概要: 超高齢化社会が進む我が国では,二十一世紀における国民健康づくり運動の目標項目の中に健康寿命の延伸を上げており,本年 (2023年)にはその最終評価が実施される。また,2024 (令和6)年度から実施予定の次期国民健康づくり運動プランの検討も開始されており,健康寿命延伸を目指す上で運動は非常に重要な政策課題の一つである。我々の身体機能や体力は,おおよそ20歳代をピークに加齢とともに低下し,ピーク時の約3割とも言われている日常生活活動不全閾値を下回ると,継続的な医療・介護が必要となる事が知られており,積極的に運動を実施している場合には、老化に伴う身体機能や体力の低下率は緩やかで,不健康な期間が短縮して健康寿命が延伸することが期待できるとされている。 体力維持・健康増進という側面から,多様な年代,健康状態に適用可能な運動について考えると,安全性を鑑みて低負荷な全身運動が好ましく,低負荷かつ関節可動域を大きく使った運動がロコモティブシンドローム対策に向けた指導に多く採用されている。

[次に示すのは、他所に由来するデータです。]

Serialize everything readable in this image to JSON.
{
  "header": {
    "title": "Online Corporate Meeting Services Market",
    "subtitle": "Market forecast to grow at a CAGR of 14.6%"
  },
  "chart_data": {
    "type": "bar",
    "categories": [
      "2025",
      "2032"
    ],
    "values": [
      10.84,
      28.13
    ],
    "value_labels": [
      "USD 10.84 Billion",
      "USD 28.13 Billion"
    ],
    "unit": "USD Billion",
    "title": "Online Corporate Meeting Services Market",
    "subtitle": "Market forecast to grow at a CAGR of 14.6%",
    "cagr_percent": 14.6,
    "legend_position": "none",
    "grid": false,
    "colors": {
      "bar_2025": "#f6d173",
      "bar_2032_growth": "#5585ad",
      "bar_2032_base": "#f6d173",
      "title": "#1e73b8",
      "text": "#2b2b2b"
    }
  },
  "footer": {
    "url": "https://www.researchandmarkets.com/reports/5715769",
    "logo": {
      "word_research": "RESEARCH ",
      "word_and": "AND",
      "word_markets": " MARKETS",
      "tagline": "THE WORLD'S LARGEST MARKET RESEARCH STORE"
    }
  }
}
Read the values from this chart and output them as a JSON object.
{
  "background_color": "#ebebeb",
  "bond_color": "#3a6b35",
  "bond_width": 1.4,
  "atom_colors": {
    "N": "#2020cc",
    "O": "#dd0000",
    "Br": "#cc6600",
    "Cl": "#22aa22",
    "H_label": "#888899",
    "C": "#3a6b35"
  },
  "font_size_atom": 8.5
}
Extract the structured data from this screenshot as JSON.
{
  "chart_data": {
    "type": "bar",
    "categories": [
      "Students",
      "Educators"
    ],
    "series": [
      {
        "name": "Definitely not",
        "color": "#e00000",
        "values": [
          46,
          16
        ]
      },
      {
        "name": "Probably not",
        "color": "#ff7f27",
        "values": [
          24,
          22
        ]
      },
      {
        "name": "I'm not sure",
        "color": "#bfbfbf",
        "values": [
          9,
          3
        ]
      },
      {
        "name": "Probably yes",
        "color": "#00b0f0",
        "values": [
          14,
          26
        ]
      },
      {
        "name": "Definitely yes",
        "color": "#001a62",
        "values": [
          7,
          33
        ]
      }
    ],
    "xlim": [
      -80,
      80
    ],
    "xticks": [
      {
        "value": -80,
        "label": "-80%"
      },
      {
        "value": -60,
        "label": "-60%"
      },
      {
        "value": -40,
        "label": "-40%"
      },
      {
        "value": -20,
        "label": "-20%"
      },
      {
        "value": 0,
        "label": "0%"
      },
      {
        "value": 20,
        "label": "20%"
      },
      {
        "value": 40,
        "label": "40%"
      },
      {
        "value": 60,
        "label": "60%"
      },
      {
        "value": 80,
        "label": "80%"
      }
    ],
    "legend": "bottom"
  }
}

また,こうした低負荷全身運動の実施による体力の維持と向上は,高齢者の QOLを向上するとも考えられ,特に自立歩行距離はQOLとの相関が認められる報告されており,自立歩行距離に影響する要因としては歩幅の減少,遊脚期の膝関節角度や足節角度の減少,遊脚時の足底クリアランスのばらつきの増加等が挙げられ,それらを改善することが超高齢化社会の運動処方の目的であると考えられる。 そこで我々は,運動習慣の有無や年齢に関係なく幅広く活用できる歩行運動機能増進特化型トレーニングデバイス (walkey©)およびそれを用いた運動プログラムとトレーニング継続をサポートするアプリケーションを開発し,その効果検証を行った。本発表ではその第一報として,walkey©を用いた運動プログラムの代表的なメニューについて,表面筋電図測定(EMG)による筋活動量の計測,モーションキャプチャシステム (Movella社 :Xsens)による動作解析・深部筋の筋活動シミュレーションをもとにした活動筋群及び最大筋活動量の推定,さらに最大酸素消費量および運動中の心拍変動について測定 (KORR社: CardioCoach)を行った結果を報告する。また,既存の代表的なトレーニング用具であるセラバンド©について注目し,同様の運動プログラムについてwalkey©との比較を行ったので,その結果の差異についても報告する。

【倫理的配慮】

倫理的配慮・説明と同意: 本研究はヘルシンキ宣言を遵守し,本研究参加者には,参加は自由意志で拒否による不利益はないこと,研究目的及び,個人情報の保護について文書と口頭で説明を行い,書面にて同意を得た上で実施した。